Phillip Corbett, standards editor at the ole’ Grey Lady herself, finally hit his breaking point and banished the word “tweet” from the New York Times.  Now I’m not one of those people who likes to dog the Times about being behind the curve, but I do think it’s kind of funny that this decree comes down to the poor staff writers after what… 4 or 5 years of Twitter-mania.   It’s hard not to picture him sinking his teeth deeper and deeper into his red pencil every day,  finally clearing off his desk with his arm and storming out into the bull pen shaking his fist at Heaven.

I mean that’s how it could have happened.

I mention this mostly because I caught that piece of news shortly after reading our own Matt Gold’s post on leaving Facebook.  In his post he talks about using Twitter professionally while Facebook had some personal resonance and I suspect he’s not alone.  Plenty of businesses use Twitter to advertise sales and new releases while plenty of people use it to communicate professionally.  So when does technology language become, well, language.  How is the verb ‘tweet’ any different from ‘blog’?  Nobody says ‘vlog’ because a) it’s ugly and b) the ratio of vlogs to blogs is remarkable high.  Vlogs have no currency so the word doesn’t mean anything, but ‘tweet’?  Can one lonesome standards editor really put a stop to it?

But enough arm-chair semiotics.

It was a busy week here on the blogs.  Always prolific Tim Wilson @twilson wrote something in French that just makes me angry because I can’t read it (Im trying,I promise) and posted a heads up about the Eighth International Conference On The Book.  I’d actually really like to go this and see what the speakers have to say about print and the future of the book.  There’s been plenty of talk around the Commons on where print is headed, and it’s a giant issue that we’re going to have to address sooner or later.

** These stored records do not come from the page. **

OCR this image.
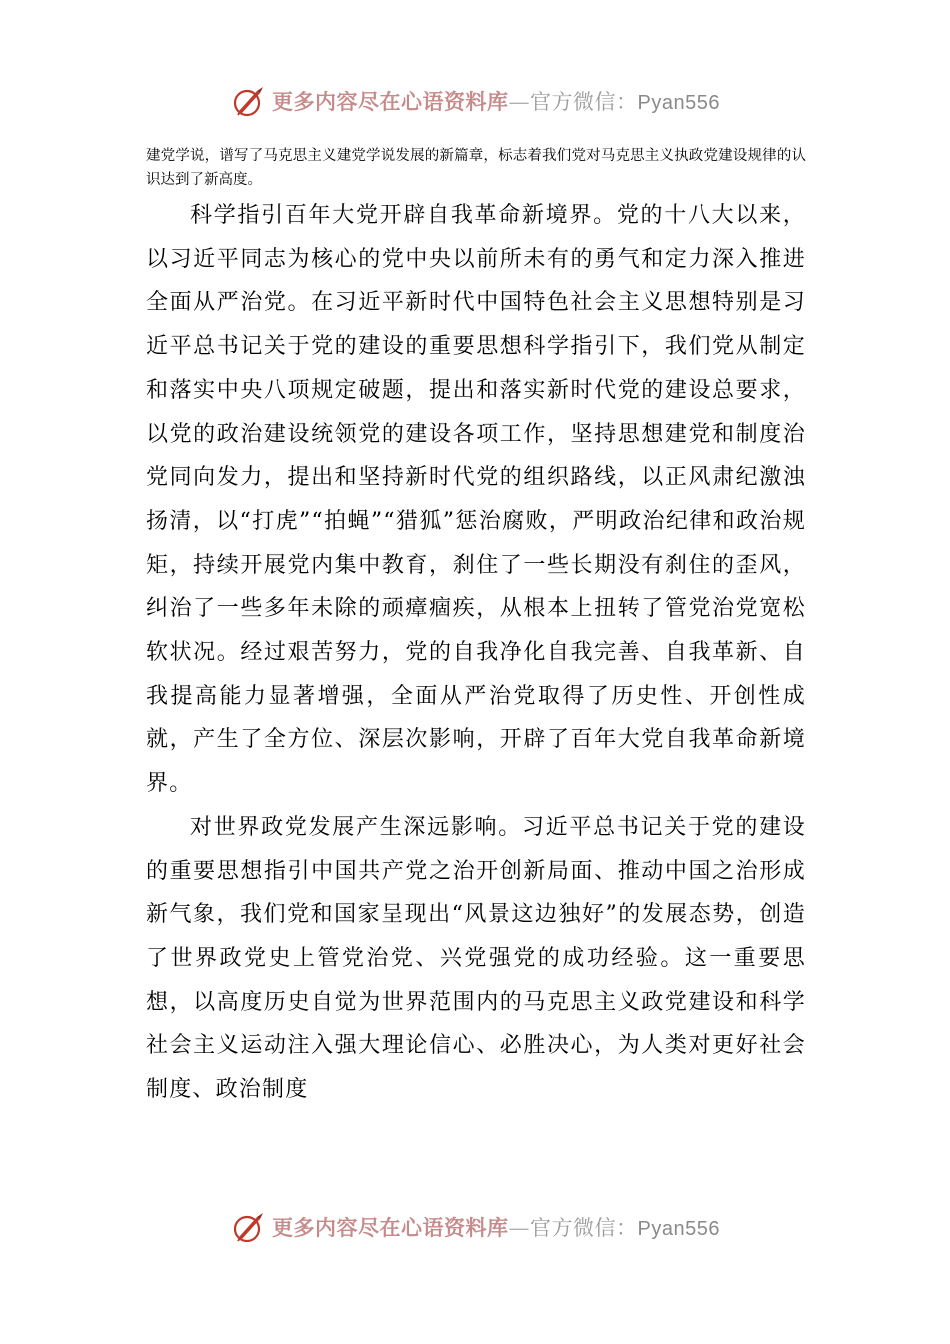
更多内容尽在心语资料库—官方微信：Pyan556

建党学说，谱写了马克思主义建党学说发展的新篇章，标志着我们党对马克思主义执政党建设规律的认识达到了新高度。

科学指引百年大党开辟自我革命新境界。党的十八大以来，以习近平同志为核心的党中央以前所未有的勇气和定力深入推进全面从严治党。在习近平新时代中国特色社会主义思想特别是习近平总书记关于党的建设的重要思想科学指引下，我们党从制定和落实中央八项规定破题，提出和落实新时代党的建设总要求，以党的政治建设统领党的建设各项工作，坚持思想建党和制度治党同向发力，提出和坚持新时代党的组织路线，以正风肃纪激浊扬清，以“打虎”“拍蝇”“猎狐”惩治腐败，严明政治纪律和政治规矩，持续开展党内集中教育，刹住了一些长期没有刹住的歪风，纠治了一些多年未除的顽瘴痼疾，从根本上扭转了管党治党宽松软状况。经过艰苦努力，党的自我净化自我完善、自我革新、自我提高能力显著增强，全面从严治党取得了历史性、开创性成就，产生了全方位、深层次影响，开辟了百年大党自我革命新境界。

对世界政党发展产生深远影响。习近平总书记关于党的建设的重要思想指引中国共产党之治开创新局面、推动中国之治形成新气象，我们党和国家呈现出“风景这边独好”的发展态势，创造了世界政党史上管党治党、兴党强党的成功经验。这一重要思想，以高度历史自觉为世界范围内的马克思主义政党建设和科学社会主义运动注入强大理论信心、必胜决心，为人类对更好社会制度、政治制度

更多内容尽在心语资料库—官方微信：Pyan556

George Otte @gotte sent out a call for an online journal this week.  Sarah Morgano is covering the spat of technology posts that were around this week so I don’t want to say too much about it here, but I do think that this looming sense that print is under siege is obviously tied to the agility and ease that makes an immodest proposal such as George’s entirely tenable and, more to the point, immediately possible.

Stepping away from books and language for a moment I want to point out something that happened on the Commons this week.

Something big:

Helldriver @helldriver confessed that he loves Rush.

I just don’t…well…I don’t know.  It’s like, you know, when you come home from work one night and find the police at the apartment next door and you realize you just never really know someone.

Let me not do the post an injustice by calling it merely a confession though.  The word ‘panegyric’ comes to mind.  Pericles and the funeral oration maybe.  I’ll just go for broke and call it epic.  Have a look yourself and after you’re done, enjoy:

[youtube]http://www.youtube.com/watch?v=iPuOGaoDeIE&feature=related[/youtube]

Last week saw the debut of Michael Smith’s @msmith blog It Cannot Be Trivial, and this week’s post were fantastic.  I spend a lot of time crawling around galleries in Chelsea and Brooklyn and while I appreciate the necessity of subjectivity in encountering a work of art on its own terms, I really love the way a blog can help provide context for work that actually brings something more to it.  For example, the first post this week about the cement slab was great because it gives the work so much more depth (to me at least) to know that it was reinterpreted in light of the riots and ultimately (Spoiler) busted up, unceremoniously tossed after being broken into pieces.

To wrap up the week I want to leave you with this:

Does Professor Quality Matter? Evidence from Random Assignment of Students to Professors

I’m just going to sit this link right there right in front of you and let you decide what to do with it.